Today, physically and mentally, is one of my weaker days. The past two days, though it was minor, I wasn’t feeling well, and I finally feel as if I have gone “over the hump” as it were, and am on an upward swing. And though I’ve been getting to bed earlier, and sleeping a lot more over the last few days, I’m still not back to normal. I think of days like this as training. Seriously. When my focus is muddled, when I’m not able to think clearly, when I’m not at my best, I do everything I can to focus even more on Jesus and what He has done for me. I look at all of my trials like that. When things are good, it’s easy to think “I’ve got this” or “Look at how good I am doing!” and focus on myself and my accomplishments. But I need to ALWAYS be focused on Jesus. And so I strain on days like today.
Loved ones, this should be the effort we ALL make. We should not take God’s love for granted and abuse grace. He can’t be fooled. Our goal should always be to strive for Him. God doesn’t care about our accomplishments. We can’t impress Him, and He knows our hearts and our motivations. Everything we do that is self-seeking shall be burned away, and those who approach Jesus with their credentials will be removed from His presence (Jesus will say “I never knew you!”). Life is all about Him. Salvation is all about what He has done. Use the days of hardship to inform your days of peace, in that in everything, you strain and strive for Christ, whether it goes well with you or not. Strive for Christ, who came and lived as one of us FOR us, and died in our place, rising again that sin and death would have no hold on us. He’s worth it.
Finally, my brothers, rejoice in the Lord. To write the same things to you is no trouble to me and is safe for you.
Look out for the dogs, look out for the evildoers, look out for those who mutilate the flesh. For we are the circumcision, who worship by the Spirit of God and glory in Christ Jesus and put no confidence in the flesh— though I myself have reason for confidence in the flesh also. If anyone else thinks he has reason for confidence in the flesh, I have more: circumcised on the eighth day, of the people of Israel, of the tribe of Benjamin, a Hebrew of Hebrews; as to the law, a Pharisee; as to zeal, a persecutor of the church; as to righteousness under the law, blameless.
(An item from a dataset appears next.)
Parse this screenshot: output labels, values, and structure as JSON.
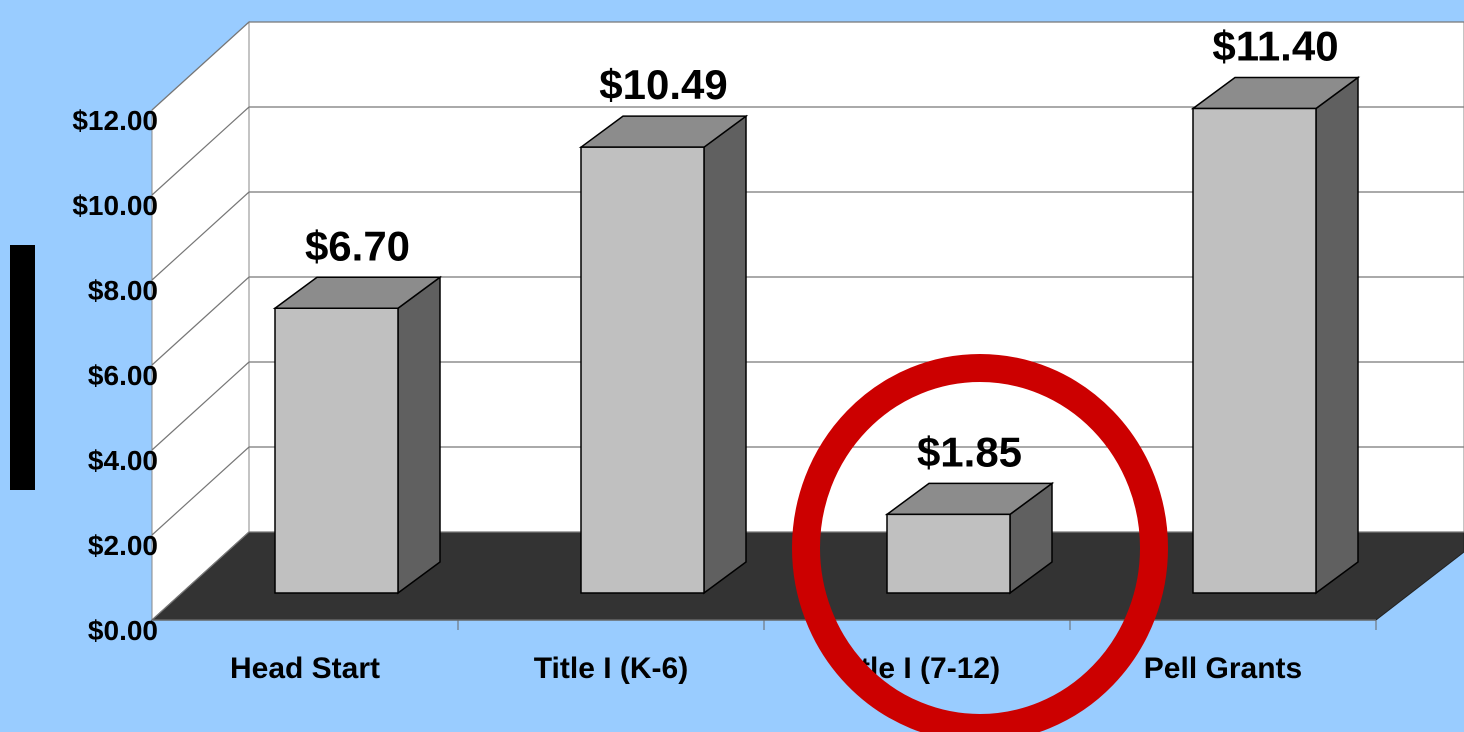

But whatever gain I had, I counted as loss for the sake of Christ. Indeed, I count everything as loss because of the surpassing worth of knowing Christ Jesus my Lord. For his sake I have suffered the loss of all things and count them as rubbish, in order that I may gain Christ and be found in him, not having a righteousness of my own that comes from the law, but that which comes through faith in Christ, the righteousness from God that depends on faith— that I may know him and the power of his resurrection, and may share his sufferings, becoming like him in his death, that by any means possible I may attain the resurrection from the dead.
Not that I have already obtained this or am already perfect, but I press on to make it my own, because Christ Jesus has made me his own. Brothers, I do not consider that I have made it my own. But one thing I do: forgetting what lies behind and straining forward to what lies ahead, I press on toward the goal for the prize of the upward call of God in Christ Jesus. Let those of us who are mature think this way, and if in anything you think otherwise, God will reveal that also to you. Only let us hold true to what we have attained.
Brothers, join in imitating me, and keep your eyes on those who walk according to the example you have in us. For many, of whom I have often told you and now tell you even with tears, walk as enemies of the cross of Christ. Their end is destruction, their god is their belly, and they glory in their shame, with minds set on earthly things. But our citizenship is in heaven, and from it we await a Savior, the Lord Jesus Christ, who will transform our lowly body to be like his glorious body, by the power that enables him even to subject all things to himself.